There are over 69,000 ICD-10 codes (and the list continues to grow) that a practice can use to identify various diagnoses.

CMS provides more information and resources on ICD-10 codes. You can also head here for a searchable database of all ICD-10 codes.

The Trickiness of Date of Service

While notating the date of service seems simple, it can be a bit tricky with time-related programs (CCM, RPM, BHI).

A valid Date of Service must meet the following criteria:

  • No earlier than the day the patient achieved their billing tier* (e.g., 20 minutes, 60 minutes)
  • No later than the last day of the month the service was provided
  • No date in the future

In ThoroughCare, by default, the service date is the date of the last time log for the patient in the given month.

For CCM, RPM, and BHI, claims are created when the patient reaches 20 minutes for the month (this is the billable date).

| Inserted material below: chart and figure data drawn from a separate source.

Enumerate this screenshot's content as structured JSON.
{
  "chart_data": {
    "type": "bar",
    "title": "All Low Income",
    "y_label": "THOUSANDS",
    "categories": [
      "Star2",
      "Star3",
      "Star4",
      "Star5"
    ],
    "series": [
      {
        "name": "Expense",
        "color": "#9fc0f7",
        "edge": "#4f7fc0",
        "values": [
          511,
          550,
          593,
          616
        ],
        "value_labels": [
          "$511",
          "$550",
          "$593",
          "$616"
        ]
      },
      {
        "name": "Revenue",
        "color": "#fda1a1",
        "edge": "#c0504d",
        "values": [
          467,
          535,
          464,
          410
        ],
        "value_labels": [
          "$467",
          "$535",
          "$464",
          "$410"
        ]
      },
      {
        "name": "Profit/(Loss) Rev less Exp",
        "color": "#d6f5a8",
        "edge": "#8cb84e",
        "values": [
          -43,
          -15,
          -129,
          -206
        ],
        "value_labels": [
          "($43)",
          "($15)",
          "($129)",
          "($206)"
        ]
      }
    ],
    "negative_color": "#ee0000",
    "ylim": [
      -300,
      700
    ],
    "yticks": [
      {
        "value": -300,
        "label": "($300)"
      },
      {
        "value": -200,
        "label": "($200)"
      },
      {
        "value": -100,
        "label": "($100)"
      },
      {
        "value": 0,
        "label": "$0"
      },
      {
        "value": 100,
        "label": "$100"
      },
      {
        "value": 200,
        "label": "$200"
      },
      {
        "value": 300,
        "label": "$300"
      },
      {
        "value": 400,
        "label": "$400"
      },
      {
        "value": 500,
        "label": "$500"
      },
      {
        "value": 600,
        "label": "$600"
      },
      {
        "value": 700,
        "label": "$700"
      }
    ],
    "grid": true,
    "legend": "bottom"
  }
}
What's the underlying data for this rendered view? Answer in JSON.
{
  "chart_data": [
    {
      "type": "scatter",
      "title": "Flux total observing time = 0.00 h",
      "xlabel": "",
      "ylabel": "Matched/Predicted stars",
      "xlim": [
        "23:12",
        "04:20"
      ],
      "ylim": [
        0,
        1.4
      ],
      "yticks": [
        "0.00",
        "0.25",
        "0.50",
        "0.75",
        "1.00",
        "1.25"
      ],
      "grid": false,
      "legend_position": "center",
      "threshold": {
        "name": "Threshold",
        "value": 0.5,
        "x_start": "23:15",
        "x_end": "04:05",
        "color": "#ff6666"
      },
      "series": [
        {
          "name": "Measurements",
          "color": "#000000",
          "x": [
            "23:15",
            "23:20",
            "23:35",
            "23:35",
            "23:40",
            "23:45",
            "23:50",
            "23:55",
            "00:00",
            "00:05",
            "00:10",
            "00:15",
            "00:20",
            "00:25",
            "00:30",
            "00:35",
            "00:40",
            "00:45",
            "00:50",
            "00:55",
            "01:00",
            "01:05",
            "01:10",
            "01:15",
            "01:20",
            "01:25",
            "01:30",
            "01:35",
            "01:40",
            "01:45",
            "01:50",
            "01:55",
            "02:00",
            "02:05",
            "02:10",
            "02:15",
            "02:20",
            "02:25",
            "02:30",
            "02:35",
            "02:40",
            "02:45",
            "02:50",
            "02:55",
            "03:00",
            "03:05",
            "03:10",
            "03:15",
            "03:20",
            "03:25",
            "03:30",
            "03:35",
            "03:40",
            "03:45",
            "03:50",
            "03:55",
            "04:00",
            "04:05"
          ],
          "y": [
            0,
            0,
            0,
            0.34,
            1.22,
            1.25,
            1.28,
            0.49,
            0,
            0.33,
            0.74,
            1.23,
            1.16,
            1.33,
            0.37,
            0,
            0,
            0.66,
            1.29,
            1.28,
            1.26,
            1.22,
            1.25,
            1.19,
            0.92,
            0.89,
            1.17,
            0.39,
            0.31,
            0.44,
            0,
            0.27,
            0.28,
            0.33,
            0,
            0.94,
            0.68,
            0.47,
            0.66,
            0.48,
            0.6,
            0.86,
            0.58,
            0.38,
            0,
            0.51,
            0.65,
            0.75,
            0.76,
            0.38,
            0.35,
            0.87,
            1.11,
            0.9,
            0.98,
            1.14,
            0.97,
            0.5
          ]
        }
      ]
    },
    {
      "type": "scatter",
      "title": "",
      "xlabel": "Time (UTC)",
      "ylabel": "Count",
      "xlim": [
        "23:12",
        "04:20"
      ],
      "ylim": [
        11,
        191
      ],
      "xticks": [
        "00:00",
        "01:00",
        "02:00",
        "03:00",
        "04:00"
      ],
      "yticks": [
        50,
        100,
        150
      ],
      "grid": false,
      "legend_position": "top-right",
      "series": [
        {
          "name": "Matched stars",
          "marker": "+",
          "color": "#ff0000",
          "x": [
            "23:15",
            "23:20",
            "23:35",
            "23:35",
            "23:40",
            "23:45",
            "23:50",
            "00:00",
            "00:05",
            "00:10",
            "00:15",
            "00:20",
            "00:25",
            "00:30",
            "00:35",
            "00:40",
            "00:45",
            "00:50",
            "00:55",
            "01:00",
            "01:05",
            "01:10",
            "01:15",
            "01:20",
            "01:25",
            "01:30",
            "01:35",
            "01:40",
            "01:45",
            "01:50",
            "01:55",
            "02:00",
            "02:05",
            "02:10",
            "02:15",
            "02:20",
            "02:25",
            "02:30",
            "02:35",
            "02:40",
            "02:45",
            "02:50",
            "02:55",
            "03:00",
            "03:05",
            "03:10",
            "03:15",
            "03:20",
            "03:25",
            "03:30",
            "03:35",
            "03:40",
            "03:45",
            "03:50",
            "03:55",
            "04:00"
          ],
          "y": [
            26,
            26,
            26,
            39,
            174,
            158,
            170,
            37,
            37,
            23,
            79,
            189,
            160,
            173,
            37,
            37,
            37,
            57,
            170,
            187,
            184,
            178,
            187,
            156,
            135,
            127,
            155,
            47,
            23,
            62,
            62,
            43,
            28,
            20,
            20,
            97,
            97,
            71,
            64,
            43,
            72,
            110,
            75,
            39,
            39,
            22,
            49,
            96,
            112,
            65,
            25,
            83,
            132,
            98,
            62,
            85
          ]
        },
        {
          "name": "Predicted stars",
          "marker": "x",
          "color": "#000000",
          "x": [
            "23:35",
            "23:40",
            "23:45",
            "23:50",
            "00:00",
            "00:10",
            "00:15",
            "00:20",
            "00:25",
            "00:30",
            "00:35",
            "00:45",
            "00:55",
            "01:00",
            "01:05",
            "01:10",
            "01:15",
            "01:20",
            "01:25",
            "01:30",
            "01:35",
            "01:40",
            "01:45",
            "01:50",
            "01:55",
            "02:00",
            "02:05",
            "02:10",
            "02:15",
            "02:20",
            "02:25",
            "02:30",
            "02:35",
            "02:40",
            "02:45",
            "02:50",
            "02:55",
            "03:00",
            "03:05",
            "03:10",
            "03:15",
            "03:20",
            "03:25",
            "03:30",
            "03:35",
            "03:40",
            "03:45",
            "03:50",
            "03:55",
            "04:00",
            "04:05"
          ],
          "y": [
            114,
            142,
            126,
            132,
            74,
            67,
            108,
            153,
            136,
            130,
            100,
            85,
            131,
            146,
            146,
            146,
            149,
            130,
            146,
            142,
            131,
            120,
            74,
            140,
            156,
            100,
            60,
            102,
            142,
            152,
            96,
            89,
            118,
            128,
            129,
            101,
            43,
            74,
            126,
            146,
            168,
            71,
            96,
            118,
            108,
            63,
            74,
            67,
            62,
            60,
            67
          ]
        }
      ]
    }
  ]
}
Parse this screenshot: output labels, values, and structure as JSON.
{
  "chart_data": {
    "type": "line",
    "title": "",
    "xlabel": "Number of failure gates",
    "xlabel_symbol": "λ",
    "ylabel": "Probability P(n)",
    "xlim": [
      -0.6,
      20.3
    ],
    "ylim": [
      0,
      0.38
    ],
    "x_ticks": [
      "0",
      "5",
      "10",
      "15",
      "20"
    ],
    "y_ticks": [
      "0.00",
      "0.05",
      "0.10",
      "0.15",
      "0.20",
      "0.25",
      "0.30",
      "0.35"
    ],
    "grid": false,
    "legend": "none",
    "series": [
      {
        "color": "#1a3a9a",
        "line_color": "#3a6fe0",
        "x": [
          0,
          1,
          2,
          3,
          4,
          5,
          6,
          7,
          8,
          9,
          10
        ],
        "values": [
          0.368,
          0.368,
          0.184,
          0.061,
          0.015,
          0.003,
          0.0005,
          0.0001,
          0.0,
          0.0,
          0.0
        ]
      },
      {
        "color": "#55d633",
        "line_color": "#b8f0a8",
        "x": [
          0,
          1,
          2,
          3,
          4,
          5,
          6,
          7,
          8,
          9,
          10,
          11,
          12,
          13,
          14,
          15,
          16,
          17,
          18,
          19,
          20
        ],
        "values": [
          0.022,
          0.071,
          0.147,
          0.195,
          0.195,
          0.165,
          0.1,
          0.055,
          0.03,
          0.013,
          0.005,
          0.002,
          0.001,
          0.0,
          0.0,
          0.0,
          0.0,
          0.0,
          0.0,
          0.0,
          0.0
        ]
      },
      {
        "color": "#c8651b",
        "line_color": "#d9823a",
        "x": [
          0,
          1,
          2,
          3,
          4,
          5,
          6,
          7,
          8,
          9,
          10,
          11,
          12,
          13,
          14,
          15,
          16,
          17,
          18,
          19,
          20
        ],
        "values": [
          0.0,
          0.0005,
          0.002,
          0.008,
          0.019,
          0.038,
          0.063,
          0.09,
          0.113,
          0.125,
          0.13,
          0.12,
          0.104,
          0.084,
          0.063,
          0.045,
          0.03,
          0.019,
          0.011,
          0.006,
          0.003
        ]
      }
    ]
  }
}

In cases where additional billing tiers are available at 40, 60, 90, and additional 30-minute increments, the date of service is the date of the time log that puts the patient at the next tier.

How Software Simplifies Billing and Claims Submission 

Where most practitioners get tripped up in the billing and claim submission process is with assigning proper CPT and ICD-10 codes.

This is where effective care coordination software can help immensely

While your EHR may provide certain capabilities to help in this regard, many practices find them to be clunky, unintuitive, and sometimes prone to errors in assigning codes properly.

For CPT codes, good care coordination software will automatically assign the proper CPT code depending on the type of treatment and the amount of time logged.

For ICD-10 codes, look for software that includes easily searchable lists that are tailored to whichever CMS program you’re managing.

The best software solutions will give you the most commonly used ICD-10 codes for chronic conditions you'll be managing. (e.g., ThoroughCare has all of the ICD-10 codes that we know have been accepted by CMS in the past.)

How ThoroughCare Can Help

ThoroughCare offers care coordination software that is known to provide extensive tools to help practitioners successfully manage these programs. We have tailored our software to ease the various common pain points providers experience with these CMS programs.

Included in that list is the billing and claims submission process. ThoroughCare includes a task tracker (with timer) and time-logging capabilities. As you log your time, our software automatically assigns the proper corresponding CPT code when/if the patient becomes billable for a specific program.

For example, if you’re managing a CCM patient, and you’ve logged 25 minutes of time spent managing that patient, we’ll automatically assign CPT code 99490. Our CCM time logger makes it easy to log and track time, which in turn will create a claim based on the amount of time spent managing the patient.

For ICD-10 codes, our platform makes it easy to identify and assign the conditions you’re treating for each patient and helps automate the proper ICD-10 code.

This leaves practices with time to focus on their overarching goal: providing optimal care for their patients.